Wil Wheaton The Guild Show shirt
I wasn’t even expecting something themed off my main! — but if nothing else, some variant of SpiceQueen should serve (the other two…is that a CS Lewis reference? And I love LadyPepperVisage just on an aesthetic level, but I’m almost positive there’s some kind of wordplay or cultural reference there that I’m missing, and it’s just going over my head.) I started playing around with SpiceMissFlo, MsFloSpice, etc, after seeing yours, but after a second I paused and wondered if the Dune books* even register much of a presence with women readers, or if that sort of scifi is largely a “Wil Wheaton The Guild Show shirt” kind of fiction. That got me onto something that is definitely going to complicate this exercise: even if there’s nothing overly “boy-like” in how I talk, the subs I frequent and at least some of the cultural references I have (and some that I won’t!) will likely cause my experience in a conversation to differ at times from what’s “typical” for women on this site. How big a Wil Wheaton The Guild Show shirt that’ll be, I couldn’t guess…another reason to give this a shot, IMHO.

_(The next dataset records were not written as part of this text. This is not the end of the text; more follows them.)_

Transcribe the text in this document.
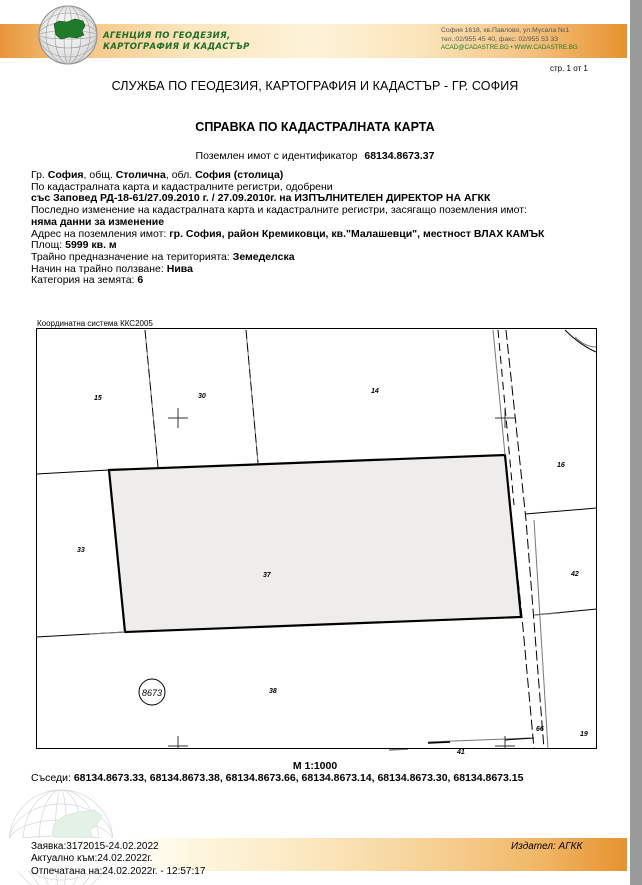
АГЕНЦИЯ ПО ГЕОДЕЗИЯ,
КАРТОГРАФИЯ И КАДАСТЪР
София 1618, кв.Павлово, ул.Мусала №1
тел.:02/955 45 40, факс: 02/955 53 33
ACAD@CADASTRE.BG • WWW.CADASTRE.BG
стр. 1 от 1
СЛУЖБА ПО ГЕОДЕЗИЯ, КАРТОГРАФИЯ И КАДАСТЪР - ГР. СОФИЯ
СПРАВКА ПО КАДАСТРАЛНАТА КАРТА
Поземлен имот с идентификатор 68134.8673.37
Гр. София, общ. Столична, обл. София (столица)
По кадастралната карта и кадастралните регистри, одобрени
със Заповед РД-18-61/27.09.2010 г. / 27.09.2010г. на ИЗПЪЛНИТЕЛЕН ДИРЕКТОР НА АГКК
Последно изменение на кадастралната карта и кадастралните регистри, засягащо поземления имот:
няма данни за изменение
Адрес на поземления имот: гр. София, район Кремиковци, кв."Малашевци", местност ВЛАХ КАМЪК
Площ: 5999 кв. м
Трайно предназначение на територията: Земеделска
Начин на трайно ползване: Нива
Категория на земята: 6
Координатна система ККС2005
15	30
14
16
33
37	42
38
66
19
41
8673
M 1:1000
Съседи: 68134.8673.33, 68134.8673.38, 68134.8673.66, 68134.8673.14, 68134.8673.30, 68134.8673.15
Заявка:3172015-24.02.2022
Актуално към:24.02.2022г.
Отпечатана на:24.02.2022г. - 12:57:17
Издател: АГКК
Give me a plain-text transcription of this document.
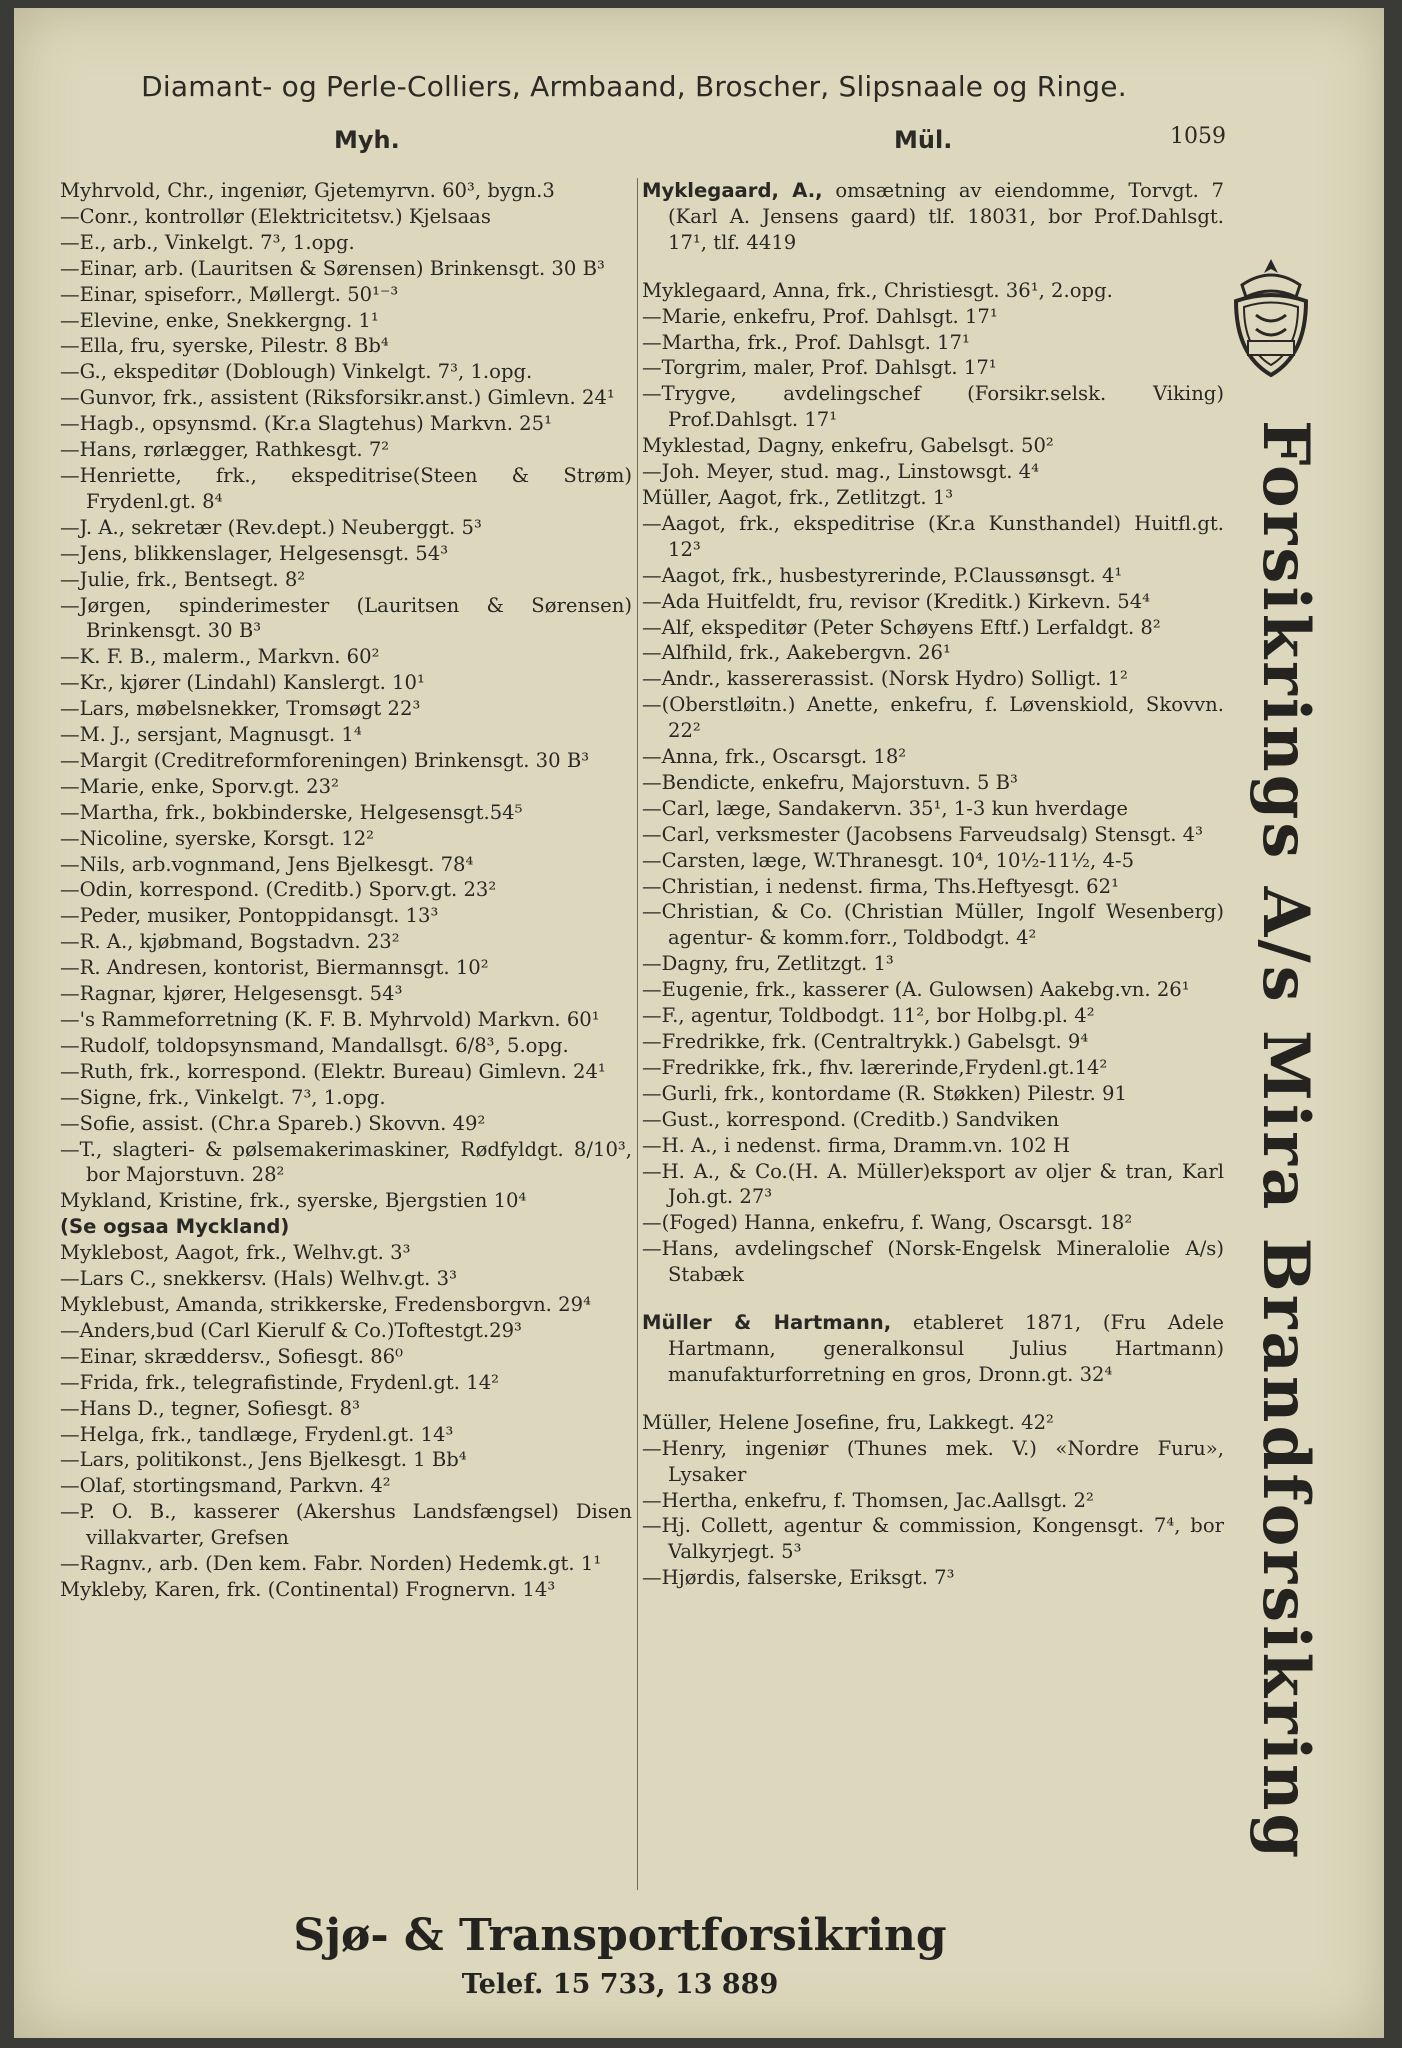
Diamant- og Perle-Colliers, Armbaand, Broscher, Slipsnaale og Ringe.
Myh.	Mül.	1059
Myhrvold, Chr., ingeniør, Gjetemyrvn. 60³, bygn.3
—Conr., kontrollør (Elektricitetsv.) Kjelsaas
—E., arb., Vinkelgt. 7³, 1.opg.
—Einar, arb. (Lauritsen & Sørensen) Brinkensgt. 30 B³
—Einar, spiseforr., Møllergt. 50¹⁻³
—Elevine, enke, Snekkergng. 1¹
—Ella, fru, syerske, Pilestr. 8 Bb⁴
—G., ekspeditør (Doblough) Vinkelgt. 7³, 1.opg.
—Gunvor, frk., assistent (Riksforsikr.anst.) Gimlevn. 24¹
—Hagb., opsynsmd. (Kr.a Slagtehus) Markvn. 25¹
—Hans, rørlægger, Rathkesgt. 7²
—Henriette, frk., ekspeditrise(Steen & Strøm) Frydenl.gt. 8⁴
—J. A., sekretær (Rev.dept.) Neuberggt. 5³
—Jens, blikkenslager, Helgesensgt. 54³
—Julie, frk., Bentsegt. 8²
—Jørgen, spinderimester (Lauritsen & Sørensen) Brinkensgt. 30 B³
—K. F. B., malerm., Markvn. 60²
—Kr., kjører (Lindahl) Kanslergt. 10¹
—Lars, møbelsnekker, Tromsøgt 22³
—M. J., sersjant, Magnusgt. 1⁴
—Margit (Creditreformforeningen) Brinkensgt. 30 B³
—Marie, enke, Sporv.gt. 23²
—Martha, frk., bokbinderske, Helgesensgt.54⁵
—Nicoline, syerske, Korsgt. 12²
—Nils, arb.vognmand, Jens Bjelkesgt. 78⁴
—Odin, korrespond. (Creditb.) Sporv.gt. 23²
—Peder, musiker, Pontoppidansgt. 13³
—R. A., kjøbmand, Bogstadvn. 23²
—R. Andresen, kontorist, Biermannsgt. 10²
—Ragnar, kjører, Helgesensgt. 54³
—'s Rammeforretning (K. F. B. Myhrvold) Markvn. 60¹
—Rudolf, toldopsynsmand, Mandallsgt. 6/8³, 5.opg.
—Ruth, frk., korrespond. (Elektr. Bureau) Gimlevn. 24¹
—Signe, frk., Vinkelgt. 7³, 1.opg.
—Sofie, assist. (Chr.a Spareb.) Skovvn. 49²
—T., slagteri- & pølsemakerimaskiner, Rødfyldgt. 8/10³, bor Majorstuvn. 28²
Mykland, Kristine, frk., syerske, Bjergstien 10⁴
(Se ogsaa Myckland)
Myklebost, Aagot, frk., Welhv.gt. 3³
—Lars C., snekkersv. (Hals) Welhv.gt. 3³
Myklebust, Amanda, strikkerske, Fredensborgvn. 29⁴
—Anders,bud (Carl Kierulf & Co.)Toftestgt.29³
—Einar, skræddersv., Sofiesgt. 86⁰
—Frida, frk., telegrafistinde, Frydenl.gt. 14²
—Hans D., tegner, Sofiesgt. 8³
—Helga, frk., tandlæge, Frydenl.gt. 14³
—Lars, politikonst., Jens Bjelkesgt. 1 Bb⁴
—Olaf, stortingsmand, Parkvn. 4²
—P. O. B., kasserer (Akershus Landsfængsel) Disen villakvarter, Grefsen
—Ragnv., arb. (Den kem. Fabr. Norden) Hedemk.gt. 1¹
Mykleby, Karen, frk. (Continental) Frognervn. 14³
Myklegaard, A., omsætning av eiendomme, Torvgt. 7 (Karl A. Jensens gaard) tlf. 18031, bor Prof.Dahlsgt. 17¹, tlf. 4419
Myklegaard, Anna, frk., Christiesgt. 36¹, 2.opg.
—Marie, enkefru, Prof. Dahlsgt. 17¹
—Martha, frk., Prof. Dahlsgt. 17¹
—Torgrim, maler, Prof. Dahlsgt. 17¹
—Trygve, avdelingschef (Forsikr.selsk. Viking) Prof.Dahlsgt. 17¹
Myklestad, Dagny, enkefru, Gabelsgt. 50²
—Joh. Meyer, stud. mag., Linstowsgt. 4⁴
Müller, Aagot, frk., Zetlitzgt. 1³
—Aagot, frk., ekspeditrise (Kr.a Kunsthandel) Huitfl.gt. 12³
—Aagot, frk., husbestyrerinde, P.Claussønsgt. 4¹
—Ada Huitfeldt, fru, revisor (Kreditk.) Kirkevn. 54⁴
—Alf, ekspeditør (Peter Schøyens Eftf.) Lerfaldgt. 8²
—Alfhild, frk., Aakebergvn. 26¹
—Andr., kassererassist. (Norsk Hydro) Solligt. 1²
—(Oberstløitn.) Anette, enkefru, f. Løvenskiold, Skovvn. 22²
—Anna, frk., Oscarsgt. 18²
—Bendicte, enkefru, Majorstuvn. 5 B³
—Carl, læge, Sandakervn. 35¹, 1-3 kun hverdage
—Carl, verksmester (Jacobsens Farveudsalg) Stensgt. 4³
—Carsten, læge, W.Thranesgt. 10⁴, 10½-11½, 4-5
—Christian, i nedenst. firma, Ths.Heftyesgt. 62¹
—Christian, & Co. (Christian Müller, Ingolf Wesenberg) agentur- & komm.forr., Toldbodgt. 4²
—Dagny, fru, Zetlitzgt. 1³
—Eugenie, frk., kasserer (A. Gulowsen) Aakebg.vn. 26¹
—F., agentur, Toldbodgt. 11², bor Holbg.pl. 4²
—Fredrikke, frk. (Centraltrykk.) Gabelsgt. 9⁴
—Fredrikke, frk., fhv. lærerinde,Frydenl.gt.14²
—Gurli, frk., kontordame (R. Støkken) Pilestr. 91
—Gust., korrespond. (Creditb.) Sandviken
—H. A., i nedenst. firma, Dramm.vn. 102 H
—H. A., & Co.(H. A. Müller)eksport av oljer & tran, Karl Joh.gt. 27³
—(Foged) Hanna, enkefru, f. Wang, Oscarsgt. 18²
—Hans, avdelingschef (Norsk-Engelsk Mineralolie A/s) Stabæk
Müller & Hartmann, etableret 1871, (Fru Adele Hartmann, generalkonsul Julius Hartmann) manufakturforretning en gros, Dronn.gt. 32⁴
Müller, Helene Josefine, fru, Lakkegt. 42²
—Henry, ingeniør (Thunes mek. V.) «Nordre Furu», Lysaker
—Hertha, enkefru, f. Thomsen, Jac.Aallsgt. 2²
—Hj. Collett, agentur & commission, Kongensgt. 7⁴, bor Valkyrjegt. 5³
—Hjørdis, falserske, Eriksgt. 7³	Forsikrings A/s Mira Brandforsikring
Sjø- & Transportforsikring
Telef. 15 733, 13 889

Wil Wheaton The Guild Show shirt hoodie, tank top, sweater and long sleeve t-shirt
“This kind of shit” is the Wil Wheaton The Guild Show shirt of thing that peer review is meant to examine. One reason peer review isn’t fast. Scientific days always uncertainty and you can’t “lie” with statistics but you can misrepresent data with bad statistics that probably won’t pass peer review. You have to know how inaccurate your data is because there is never perfect accuracy. This example doesn’t work because the Wil Wheaton The Guild Show shirt is about theoretical numbers and you’re referring to actual data when mentioning statistics. But for argument’s sake let’s say we have real data and we actually know the uncertainty to two decimal places:In other words, in the circumstances the two data points added together could add up to something closer to four or five. You can’t “lie” with statistics. You can lie by misreporting data, or you can mislead a noncritical reader which is what happens often in the popular press. But statistics itself does not “lie”. This really illustrates the problem with the popular press reporting on so many pre-prints involving the COVID-19 pandemic. Everyone thinks just because you can pull a pre-prints from the prestigious institution that everything in it should be taken in fact, but a pre-print has not been through peer review. The Wil Wheaton The Guild Show shirt questioning of statistics is so critical. Look what happened with the Stanford/Santa Rosa study. They grossly overestimated the prevalence due to some bad statistics – very early on, were estimating that tens of thousands of people in California had been infected with the virus, but a month later only a dozen or so had died. Based on this, they issued a pre-print which was repeated over and over again in international newspapers telling people that the virus is nothing to worry about because it’s far less deadly than anyone imagined. Except that once the pre-print was in circulation, other researchers in statistics and public health started analyzing it and realized that the prevalence they were reporting (2.4%) was within the uncertainty of the false positive rate (0.8 – 2.6%). In other words, the vast majority of the “prevalence” was actually the Wil Wheaton The Guild Show shirt of testing errors. This would have been quickly spotted in academic peer review, because it’s not easy to lie with statistics.